Em consequência, as concentrações urbanas se desenvolveram nas proximidades do espaço portuário, dando origem a um processo de troca, em que a cidade cresceu pela presença do porto e este cresceu pela existência da população que se fixou no seu entorno.
A violenta aceleração do movimento de urbanização, no entanto, sentenciou o confinamento dos portos a áreas restritas, dificultando a necessária adaptação às exigências decorrentes da evolução histórica das técnicas de manuseio de carga. Tal conflito se evidenciou ainda mais a partir da Segunda Grande Guerra Mundial, quando se intensificou a especialização do transporte marítimo e se verificou o surgimento do processo de conteinerização de cargas.
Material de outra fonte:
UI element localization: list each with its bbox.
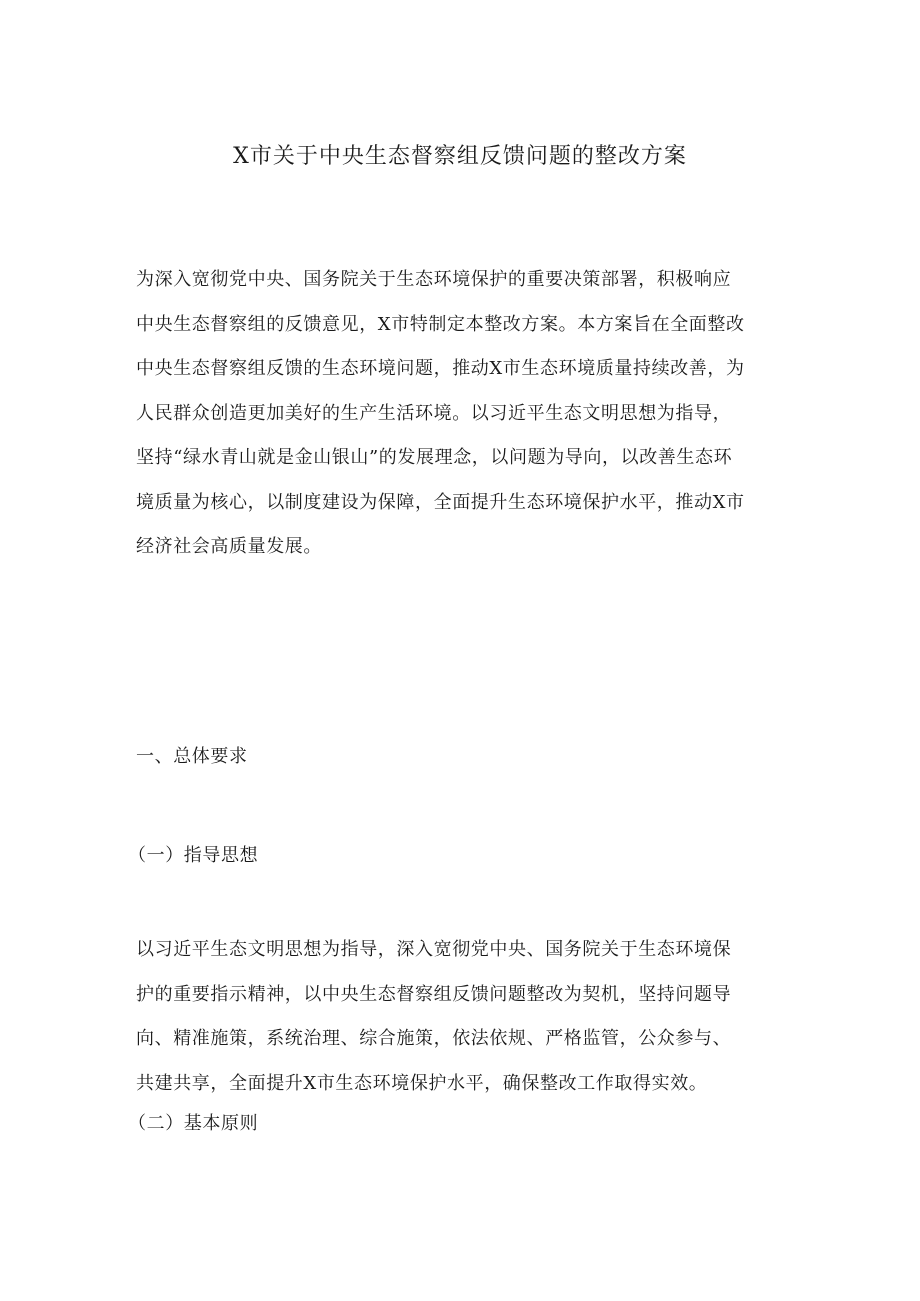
guiding-line: 护的重要指示精神，以中央生态督察组反馈问题整改为契机，坚持问题导 [136,983,732,1005]
intro-line: 坚持“绿水青山就是金山银山”的发展理念，以问题为导向，以改善生态环 [136,447,733,468]
intro-line: 境质量为核心，以制度建设为保障，全面提升生态环境保护水平，推动X市 [136,491,745,513]
section-heading-overall-requirements: 一、总体要求 [136,746,248,767]
intro-line: 经济社会高质量发展。 [136,536,322,557]
guiding-line: 共建共享，全面提升X市生态环境保护水平，确保整改工作取得实效。 [136,1072,708,1094]
subsection-heading-basic-principles: （二）基本原则 [128,1113,259,1134]
guiding-line: 以习近平生态文明思想为指导，深入宽彻党中央、国务院关于生态环境保 [136,939,732,960]
intro-line: 中央生态督察组的反馈意见，X市特制定本整改方案。本方案旨在全面整改 [136,313,745,335]
intro-line: 为深入宽彻党中央、国务院关于生态环境保护的重要决策部署，积极响应 [136,269,732,290]
document-title: X市关于中央生态督察组反馈问题的整改方案 [233,144,687,169]
intro-paragraph [136,258,796,570]
intro-line: 人民群众创造更加美好的生产生活环境。以习近平生态文明思想为指导， [136,402,732,424]
subsection-heading-guiding-ideology: （一）指导思想 [128,845,259,866]
intro-line: 中央生态督察组反馈的生态环境问题，推动X市生态环境质量持续改善，为 [136,358,745,379]
guiding-line: 向、精准施策，系统治理、综合施策，依法依规、严格监管，公众参与、 [136,1028,732,1049]
guiding-paragraph [136,928,796,1106]
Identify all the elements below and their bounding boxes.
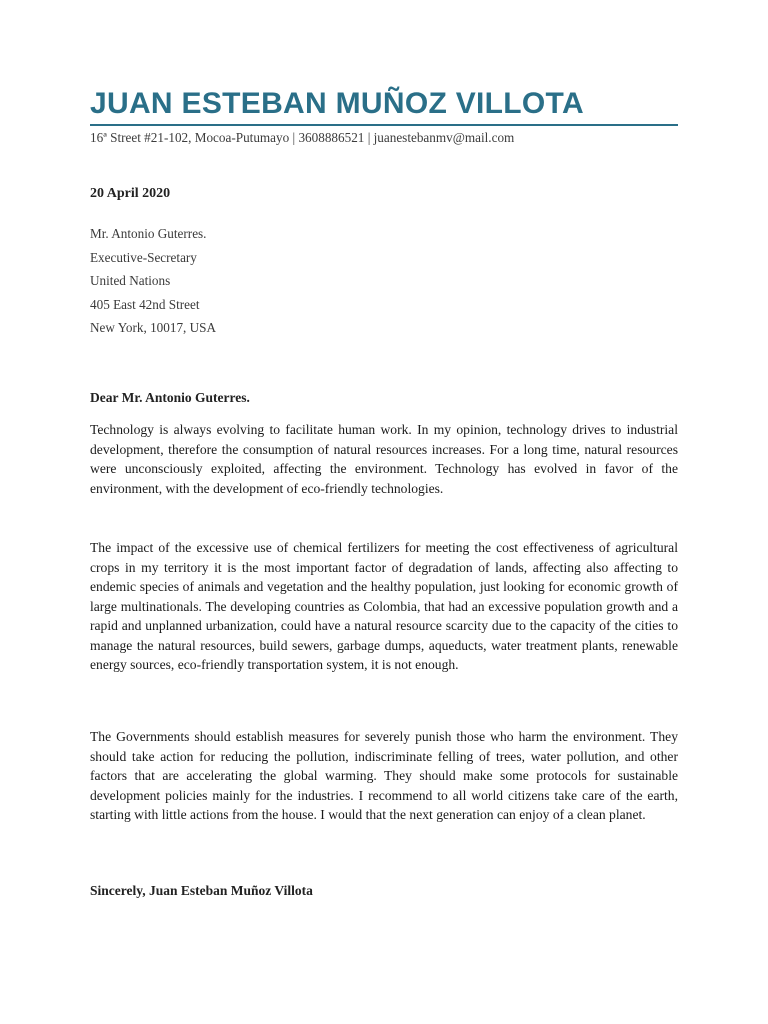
body-paragraph: The Governments should establish measures for severely punish those who harm the environment. They should take action for reducing the pollution, indiscriminate felling of trees, water pollution, and other factors that are accelerating the global warming. They should make some protocols for sustainable development policies mainly for the industries. I recommend to all world citizens take care of the earth, starting with little actions from the house. I would that the next generation can enjoy of a clean planet. <box>90 729 678 822</box>
body-paragraph: Technology is always evolving to facilitate human work. In my opinion, technology drives to industrial development, therefore the consumption of natural resources increases. For a long time, natural resources were unconsciously exploited, affecting the environment. Technology has evolved in favor of the environment, with the development of eco-friendly technologies. <box>90 422 678 496</box>
header-rule <box>90 124 678 126</box>
sender-name: JUAN ESTEBAN MUÑOZ VILLOTA <box>90 87 584 120</box>
letter-date: 20 April 2020 <box>90 186 171 201</box>
closing-signature: Sincerely, Juan Esteban Muñoz Villota <box>90 883 313 898</box>
sender-contact: 16ª Street #21-102, Mocoa-Putumayo | 3608886521 | juanestebanmv@mail.com <box>90 129 515 145</box>
recipient-line: New York, 10017, USA <box>90 320 217 335</box>
recipient-line: Mr. Antonio Guterres. <box>90 226 207 241</box>
letter-page <box>90 86 678 898</box>
body-paragraph: The impact of the excessive use of chemical fertilizers for meeting the cost effectiveness of agricultural crops in my territory it is the most important factor of degradation of lands, affecting also affecting to endemic species of animals and vegetation and the healthy population, just looking for economic growth of large multinationals. The developing countries as Colombia, that had an excessive population growth and a rapid and unplanned urbanization, could have a natural resource scarcity due to the capacity of the cities to manage the natural resources, build sewers, garbage dumps, aqueducts, water treatment plants, renewable energy sources, eco-friendly transportation system, it is not enough. <box>90 540 678 672</box>
recipient-line: 405 East 42nd Street <box>90 296 200 312</box>
recipient-line: Executive-Secretary <box>90 249 197 265</box>
recipient-address <box>90 222 216 340</box>
salutation: Dear Mr. Antonio Guterres. <box>90 390 250 405</box>
recipient-line: United Nations <box>90 273 171 288</box>
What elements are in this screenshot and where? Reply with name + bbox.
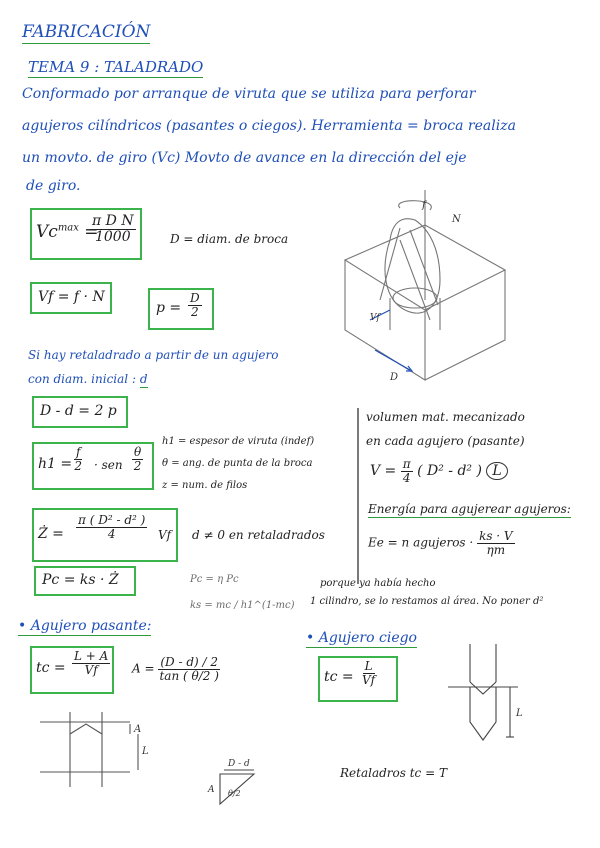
energy-formula: Ee = n agujeros · $\frac{ks \cdot V}{\eta m}$ [368, 529, 513, 557]
vc-formula-box [30, 208, 142, 260]
volume-line2: en cada agujero (pasante) [366, 434, 525, 448]
h1-formula-box [32, 442, 154, 490]
pc-formula: Pc = ks · Ż [42, 572, 119, 588]
through-tc-lhs: tc = [36, 660, 66, 676]
vc-fraction: $\frac{\text{π D N}}{1000}$ [92, 213, 134, 245]
z-lhs: Ż = [38, 526, 64, 542]
retaladro-note: Retaladros tc = T [340, 766, 447, 780]
through-hole-title: • Agujero pasante: [18, 618, 152, 634]
vf-formula: Vf = f · N [38, 289, 105, 305]
z-vf: Vf [158, 528, 172, 542]
energy-title: Energía para agujerear agujeros: [368, 502, 571, 516]
blind-hole-title: • Agujero ciego [306, 630, 417, 646]
z-formula-box [32, 508, 178, 562]
through-a-label: A [134, 724, 142, 735]
triangle-dd-label: D - d [228, 759, 250, 769]
volume-note-2: 1 cilindro, se lo restamos al área. No poner d² [310, 596, 544, 607]
z-note: d ≠ 0 en retaladrados [192, 528, 325, 542]
drill-isometric-diagram [330, 180, 530, 383]
through-l-label: L [142, 746, 149, 757]
blind-tc-lhs: tc = [324, 669, 354, 685]
intro-line: Conformado por arranque de viruta que se utiliza para perforar [22, 86, 476, 102]
dd-formula: D - d = 2 p [40, 403, 117, 419]
angle-triangle-diagram [206, 756, 276, 810]
through-hole-diagram [30, 712, 160, 792]
a-formula: A = $\frac{(D - d) / 2}{\tan ( \theta/2 )}$ [132, 655, 219, 683]
through-tc-fraction: $\frac{L + A}{Vf}$ [74, 649, 109, 677]
triangle-theta-label: θ/2 [228, 789, 241, 798]
volume-formula: V = $\frac{\pi}{4}$ ( D² - d² ) L [370, 458, 508, 484]
dd-formula-box [32, 396, 128, 428]
pc-side-note-1: Pc = η Pc [190, 574, 239, 585]
vf-formula-box [30, 282, 112, 314]
blind-tc-box [318, 656, 398, 702]
right-column-divider [356, 408, 360, 584]
intro-line: un movto. de giro (Vc) Movto de avance en la dirección del eje [22, 150, 467, 166]
h1-sen: · sen [94, 458, 123, 472]
p-formula-box [148, 288, 214, 330]
iso-rpm-label: N [452, 214, 461, 225]
pc-formula-box [34, 566, 136, 596]
course-title: FABRICACIÓN [22, 22, 151, 42]
h1-note-3: z = num. de filos [162, 480, 248, 491]
pc-side-note-2: ks = mc / h1^(1-mc) [190, 600, 295, 611]
vc-note: D = diam. de broca [170, 232, 289, 246]
z-fraction: $\frac{\text{π ( D² - d² )}}{4}$ [78, 513, 146, 541]
iso-diam-label: D [390, 372, 399, 383]
triangle-a-label: A [208, 785, 215, 795]
h1-frac1: $\frac{f}{2}$ [74, 445, 83, 473]
p-lhs: p = [156, 300, 182, 316]
h1-lhs: h1 = [38, 456, 73, 472]
h1-note-1: h1 = espesor de viruta (indef) [162, 436, 315, 447]
blind-tc-fraction: $\frac{L}{Vf}$ [362, 659, 376, 687]
vc-lhs: $Vc^{max}$ = [36, 222, 99, 242]
volume-note-1: porque ya había hecho [320, 578, 436, 589]
iso-feed-label: f [422, 200, 426, 211]
volume-line1: volumen mat. mecanizado [366, 410, 525, 424]
topic-title: TEMA 9 : TALADRADO [28, 58, 204, 76]
blind-l-label: L [516, 708, 523, 719]
intro-line: agujeros cilíndricos (pasantes o ciegos). Herramienta = broca realiza [22, 118, 516, 134]
intro-line: de giro. [26, 178, 81, 194]
iso-vf-label: Vf [370, 313, 380, 323]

O estrangulamento da área portuária pelo crescimento das cidades, o aumento do porte das embarcações - cujo acesso se faz difícil nas regiões naturalmente protegidas - e, por sua vez, o surgimento de novas e revolucionárias técnicas de operação, impondo a disponibilização de espaço amplo - seja para armazenagem de novos tipos de cargas, seja para abrigar a utilização de equipamentos de tecnologia avançada que atuam na faixa de movimentação -, transformaram-se em reais obstáculos para a continuidade da função operacional nos limites dos centros urbanos.
Os projetos de revitalização de áreas portuárias, portanto, devem ser compreendidos como consequência de um fenômeno de natureza histórica que se processou em todo o mundo e, desta forma, podem ser considerados também para as cidades brasileiras, na tentativa de se garantir um mecanismo alternativo de exploração comercial de espaços declaradamente ociosos, constituindo-se importante fonte de atração para novos investimentos, com resultados econômicos representativos, a exemplo do que já se verifica em cidades como Buenos Aires, Barcelona, Toronto, Cidade do Cabo, Miami, Nova York, Baltimore, Osaka, Kobe e Yokohama, onde as antigas paisagens portuárias estão cedendo lugar para a edificação de modernos complexos de apoio ao turismo, ao lazer e aos negócios.
Evidentemente, Salvador não fugiu à regra geral e, em boa hora, a Codeba (Companhia das Docas do Estado da Bahia) toma a iniciativa de repensar, de forma ampla e participativa, a utilização de boa parte do chamado "Cais Comercial" do agora centenário Porto de Salvador.